Here, when the money was received from EWI and deposited in the money market account, there was no plan, other than the Leasestaff plan, in effect. While some funds were apparently deposited in Leasestaff, the employees' biggest complaint seems to be that the funds were deposited in money market funds, rather than accounts which reflected their individual elections. Even though there was no actual plan in effect when the funds were precipitously transferred, these are pension funds, subject to ERISA, and under the circumstances we think it fair to say that someone had a fiduciary obligation to manage the funds appropriately.
Thus we reach the next issue, which is whether those fiduciary duties were breached. The alleged breach involves the deposit of the funds into a money market account, rather than into individually selected investments. For several reasons, we find no breach. First, it is uncontested that NHRC--through no fault of its own--did not have sufficient information to allow it to invest the funds into individual accounts until April 1997. Secondly, investing in a money market fund can hardly be characterized as irresponsible.
Finally, as the district judge said, "No harm; no foul." The employees suffered no damages. The evidence in the record shows that during this time period the participants fared better in the money market funds than they would have in the individual investments they had previously chosen. If one measures the gains the assets made in the money market accounts and the gains they would have made had they been invested in November 1996 according to the employees' elections, one finds that the employees suffered no loss. The funds earned $23,886 in the money market accounts and would have lost $24,983 otherwise, a total benefit of $48,869. Furthermore, the investment was not a risky choice which could give rise to liability even in the absence of damages. Cf. Leigh v. Engle, 727 F.2d 113 (7th Cir. 1984).
The facts on which the calculations are made cause us to detour to the final issue the employees raise: should affidavits, including those on which the calculations are based, have been stricken from the record. The affidavits are those of Michael Sweeney and Michael Davis. Sweeney provides factual data regarding earnings, and based on that information, Davis provides the expert opinion that plaintiffs did not lose, but actually gained, from the deposit of the money in money market accounts.
The employees say the affidavits should be stricken for failure to comply with disclosure orders entered by the district court. They say that, in fact, the documents on which Sweeney relies were never produced or disclosed to the plaintiffs.
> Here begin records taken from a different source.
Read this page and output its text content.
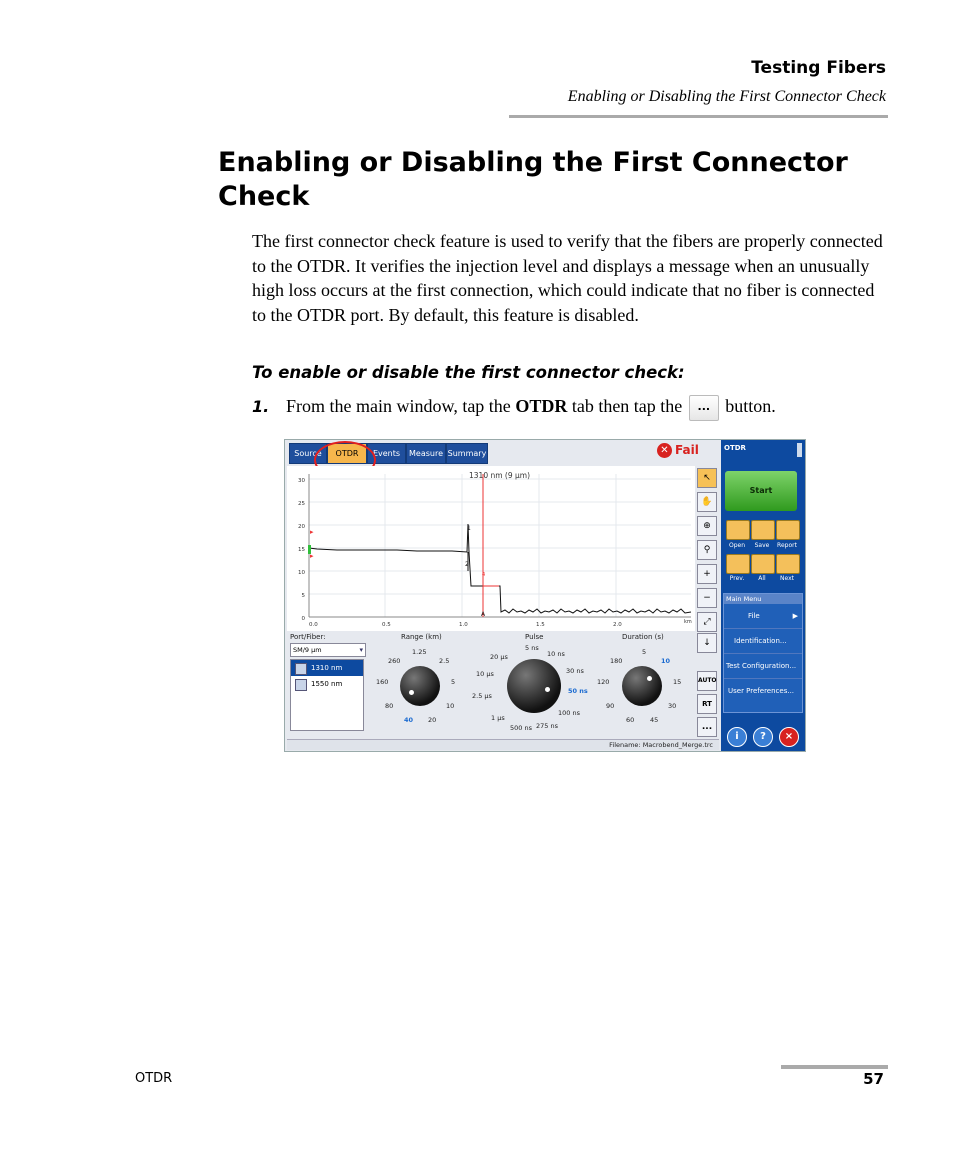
Testing Fibers
Enabling or Disabling the First Connector Check
Enabling or Disabling the First Connector Check

The first connector check feature is used to verify that the fibers are properly connected to the OTDR. It verifies the injection level and displays a message when an unusually high loss occurs at the first connection, which could indicate that no fiber is connected to the OTDR port. By default, this feature is disabled.

To enable or disable the first connector check:
1. From the main window, tap the OTDR tab then tap the ... button.
Source	OTDR	Events	Measure Summary	✕ Fail
30
25
20
15
10
5
0
0.0	0.5	1.0	1.5	2.0	km
1310 nm (9 µm)
▸
▸
2
1
4
A
↖
✋
⊕
⚲
+
−
⤢
↓
AUTO
RT
...
Port/Fiber:
SM/9 µm	▾
1310 nm
1550 nm
Range (km)
1.25
2.5
5
10
20
40
80
160
260
Pulse
5 ns
10 ns
30 ns
50 ns
100 ns
275 ns
500 ns
1 µs
2.5 µs
10 µs
20 µs
Duration (s)
5
10
15
30
45
60
90
120
180
Filename: Macrobend_Merge.trc
OTDR
Start
Open	Save	Report
Prev.	All	Next
Main Menu
File	▶
Identification...
Test Configuration...
User Preferences...
i	?	×
OTDR	57
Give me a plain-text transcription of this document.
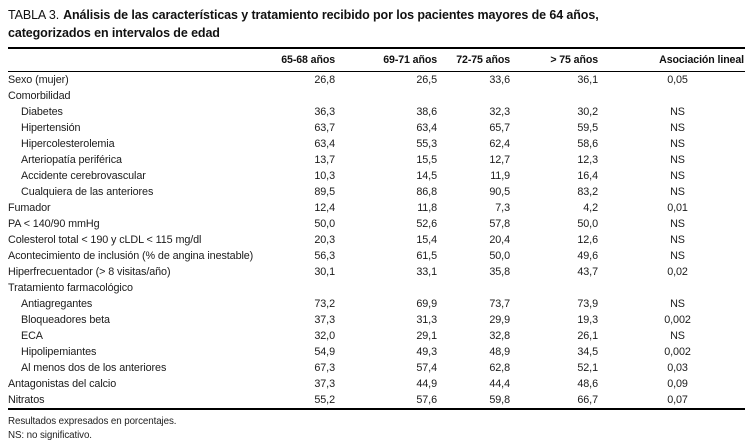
TABLA 3. Análisis de las características y tratamiento recibido por los pacientes mayores de 64 años,
categorizados en intervalos de edad
	65-68 años	69-71 años	72-75 años	> 75 años	Asociación lineal
Sexo (mujer)	26,8	26,5	33,6	36,1	0,05
Comorbilidad					
Diabetes	36,3	38,6	32,3	30,2	NS
Hipertensión	63,7	63,4	65,7	59,5	NS
Hipercolesterolemia	63,4	55,3	62,4	58,6	NS
Arteriopatía periférica	13,7	15,5	12,7	12,3	NS
Accidente cerebrovascular	10,3	14,5	11,9	16,4	NS
Cualquiera de las anteriores	89,5	86,8	90,5	83,2	NS
Fumador	12,4	11,8	7,3	4,2	0,01
PA < 140/90 mmHg	50,0	52,6	57,8	50,0	NS
Colesterol total < 190 y cLDL < 115 mg/dl	20,3	15,4	20,4	12,6	NS
Acontecimiento de inclusión (% de angina inestable)	56,3	61,5	50,0	49,6	NS
Hiperfrecuentador (> 8 visitas/año)	30,1	33,1	35,8	43,7	0,02
Tratamiento farmacológico					
Antiagregantes	73,2	69,9	73,7	73,9	NS
Bloqueadores beta	37,3	31,3	29,9	19,3	0,002
ECA	32,0	29,1	32,8	26,1	NS
Hipolipemiantes	54,9	49,3	48,9	34,5	0,002
Al menos dos de los anteriores	67,3	57,4	62,8	52,1	0,03
Antagonistas del calcio	37,3	44,9	44,4	48,6	0,09
Nitratos	55,2	57,6	59,8	66,7	0,07
Resultados expresados en porcentajes.
NS: no significativo.
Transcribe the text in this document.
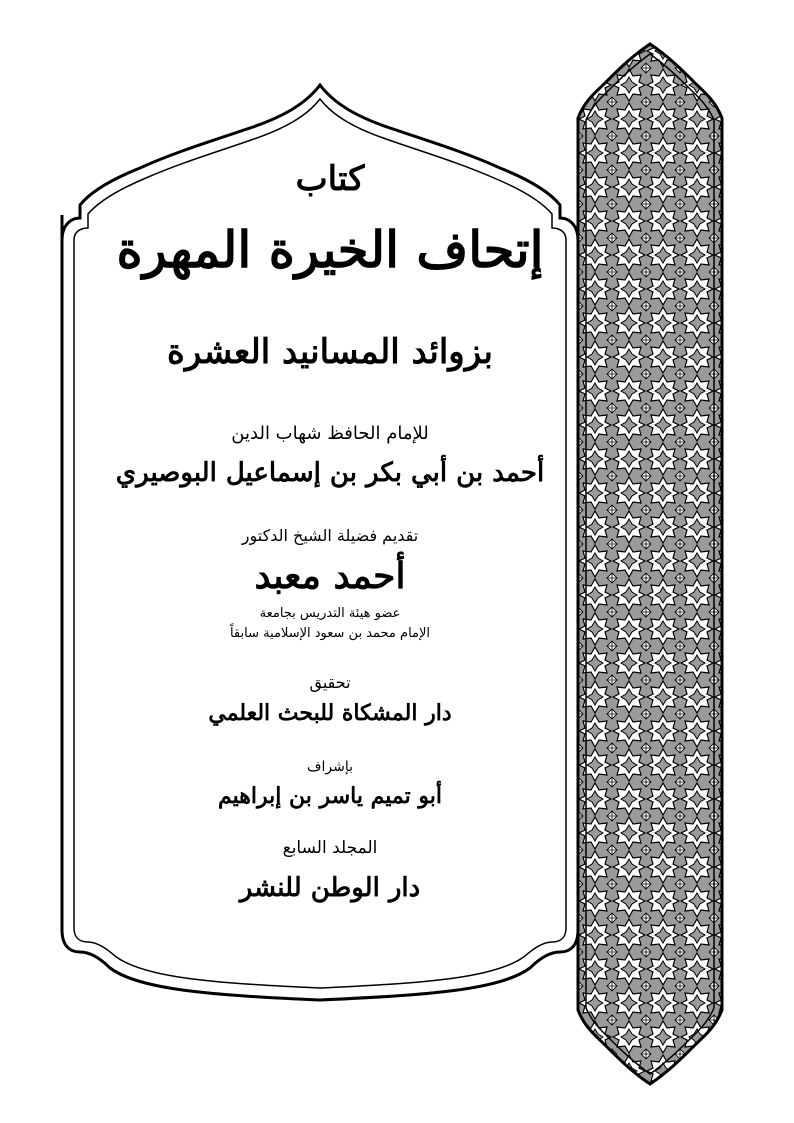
كتاب
إتحاف الخيرة المهرة
بزوائد المسانيد العشرة
للإمام الحافظ شهاب الدين
أحمد بن أبي بكر بن إسماعيل البوصيري
تقديم فضيلة الشيخ الدكتور
أحمد معبد
عضو هيئة التدريس بجامعة
الإمام محمد بن سعود الإسلامية سابقاً
تحقيق
دار المشكاة للبحث العلمي
بإشراف
أبو تميم ياسر بن إبراهيم
المجلد السابع
دار الوطن للنشر
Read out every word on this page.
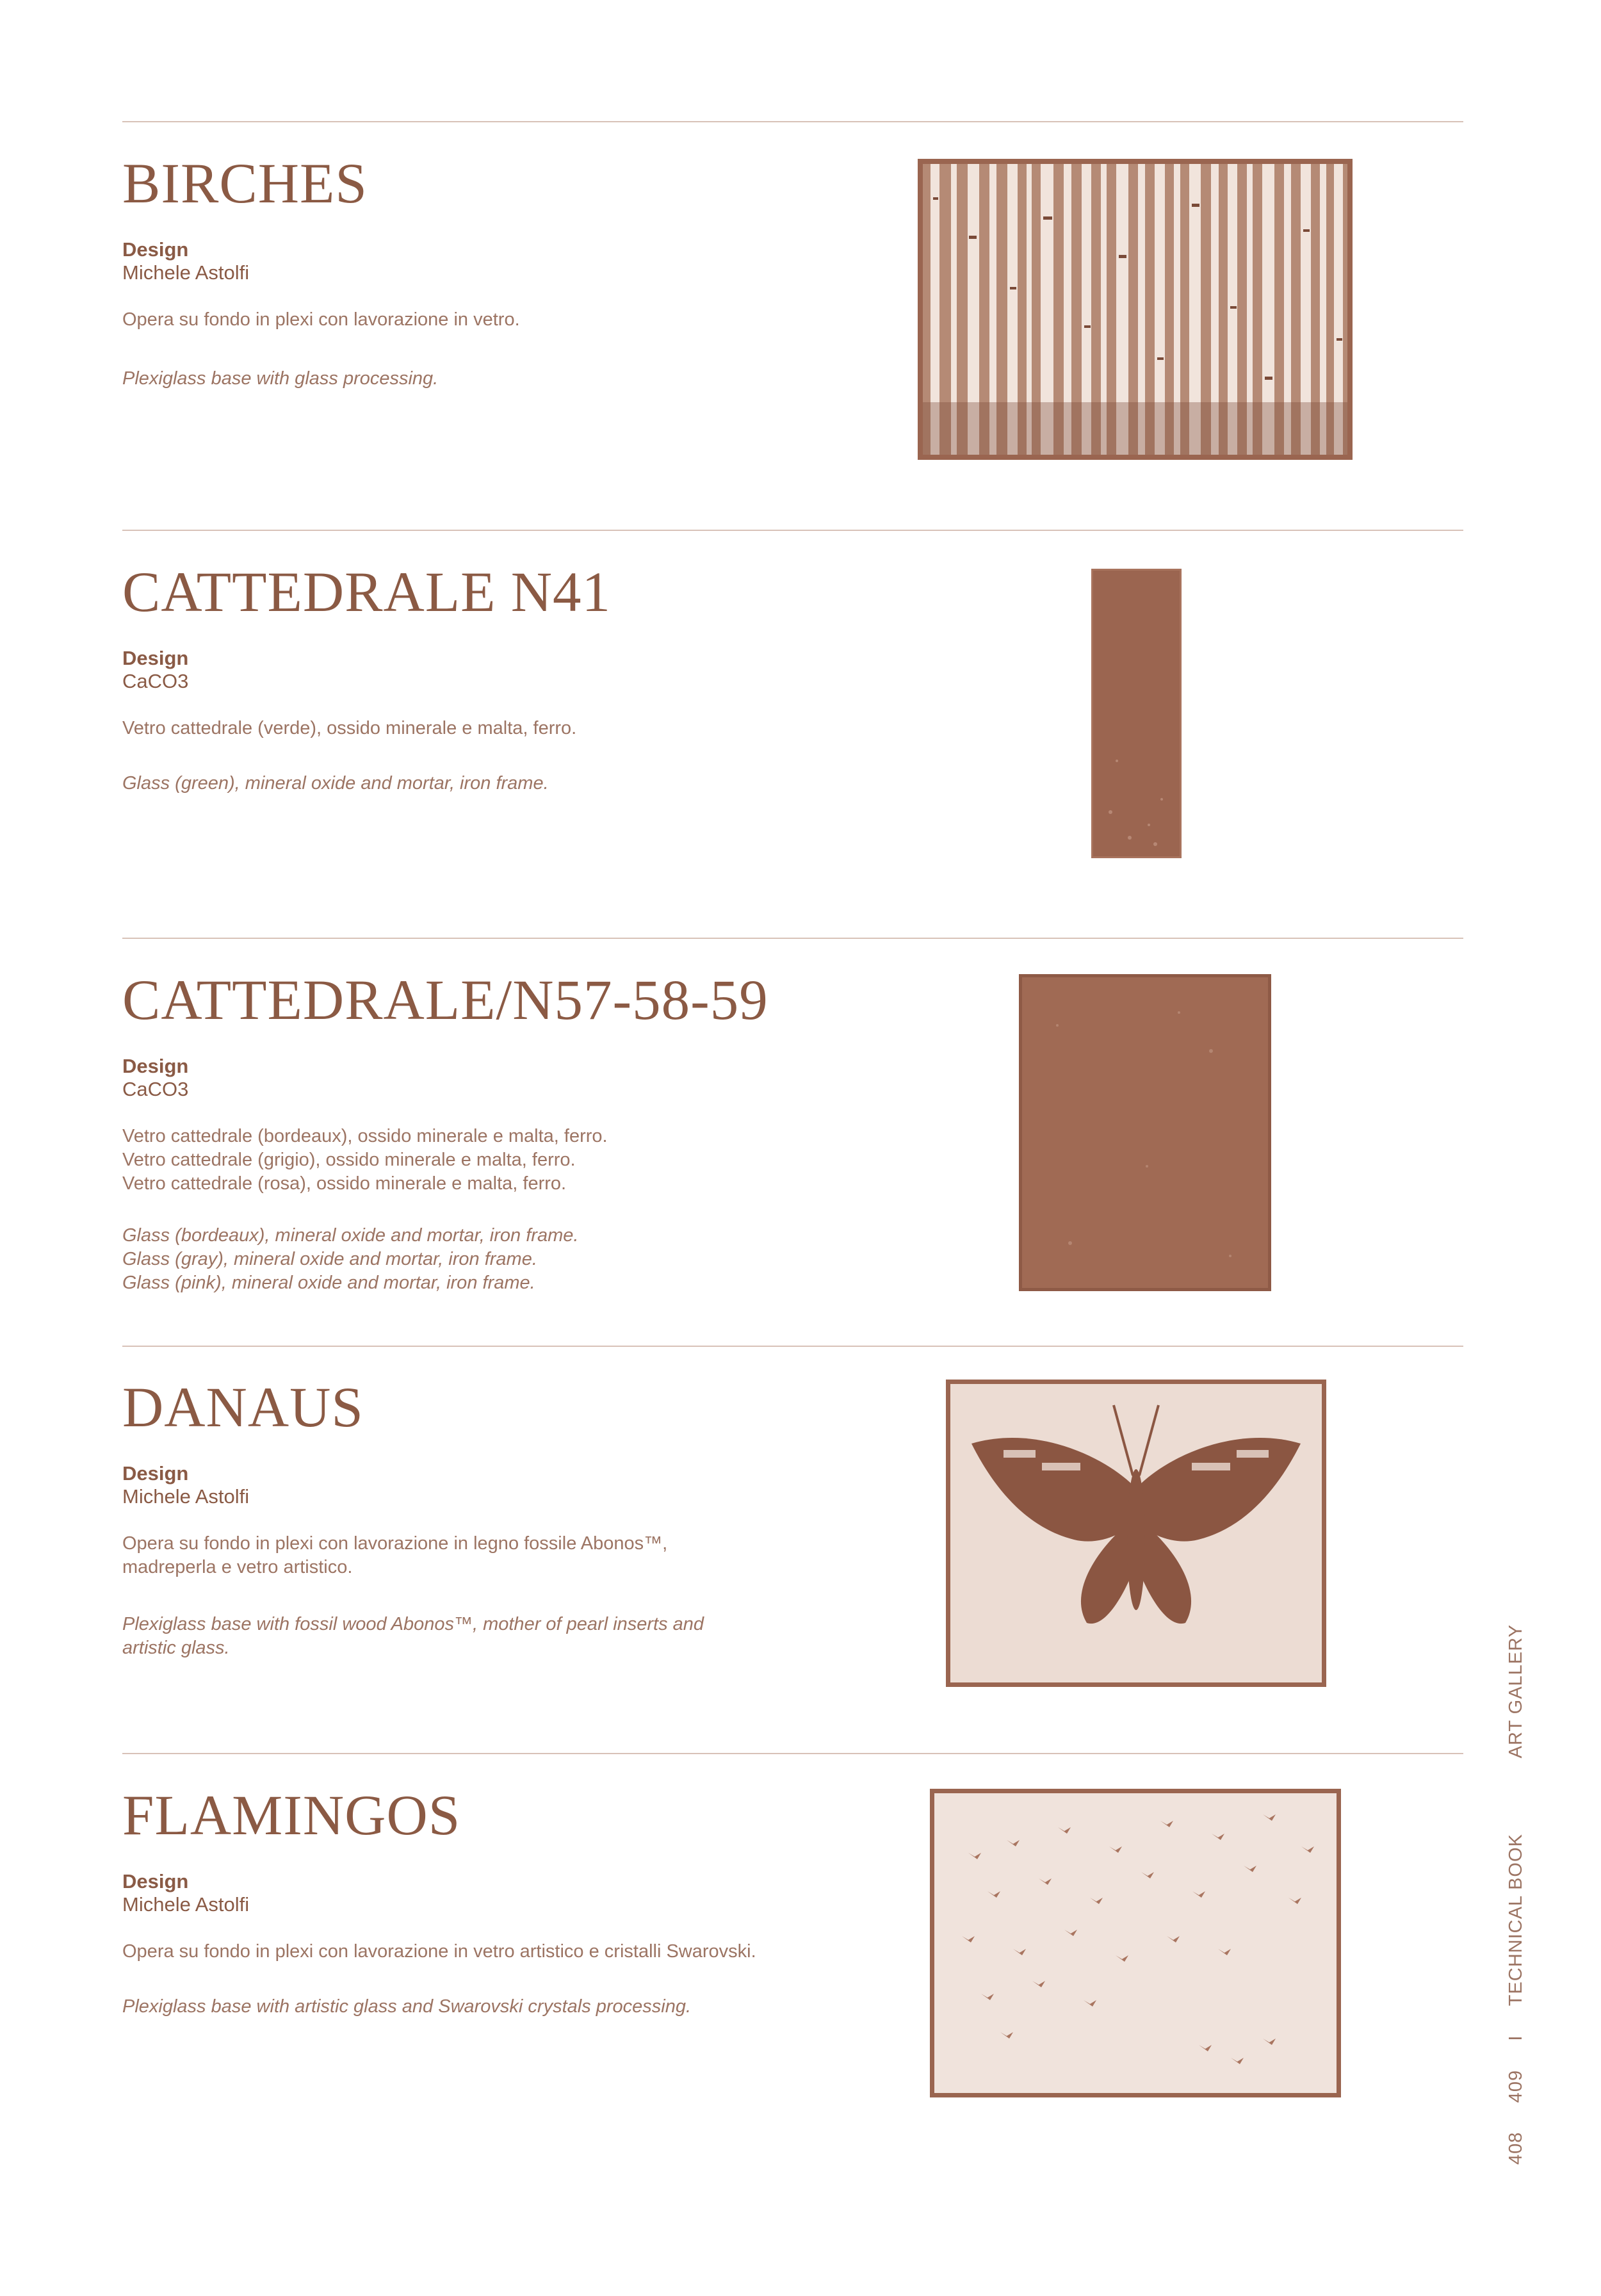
BIRCHES
Design
Michele Astolfi
Opera su fondo in plexi con lavorazione in vetro.
Plexiglass base with glass processing.
CATTEDRALE N41
Design
CaCO3
Vetro cattedrale (verde), ossido minerale e malta, ferro.
Glass (green), mineral oxide and mortar, iron frame.
CATTEDRALE/N57-58-59
Design
CaCO3
Vetro cattedrale (bordeaux), ossido minerale e malta, ferro.
Vetro cattedrale (grigio), ossido minerale e malta, ferro.
Vetro cattedrale (rosa), ossido minerale e malta, ferro.
Glass (bordeaux), mineral oxide and mortar, iron frame.
Glass (gray), mineral oxide and mortar, iron frame.
Glass (pink), mineral oxide and mortar, iron frame.
DANAUS
Design
Michele Astolfi
Opera su fondo in plexi con lavorazione in legno fossile Abonos™,
madreperla e vetro artistico.
Plexiglass base with fossil wood Abonos™, mother of pearl inserts and
artistic glass.
FLAMINGOS
Design
Michele Astolfi
Opera su fondo in plexi con lavorazione in vetro artistico e cristalli Swarovski.
Plexiglass base with artistic glass and Swarovski crystals processing.
408     409     I     TECHNICAL BOOK             ART GALLERY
Also, plaintiffs say no information about Davis was disclosed prior to the filing of the summary judgment motion. Therefore, the argument goes, NHRC should be precluded from using his affidavit. NHRC responds by saying that this is a last-ditch effort to avoid summary judgment and that the employees knew what NHRC's position was on damages and how it intended to prove it early on. Besides, NHRC says, even if all of the evidence were stricken, it would not matter because it is plaintiffs' burden to prove loss and they haven't done so.
Our only role on this issue is to determine whether the ruling was arbitrary and capricious. Cleveland v. Porca Co., 38 F.3d 289 (7th Cir. 1994). We find that it was not. Accordingly, the affidavits were properly before the court. The judgment of the district court is AFFIRMED.
The original defendants were Tecumseh and NHRC. The appeal as to Tecumseh was dismissed on March 13, 2000.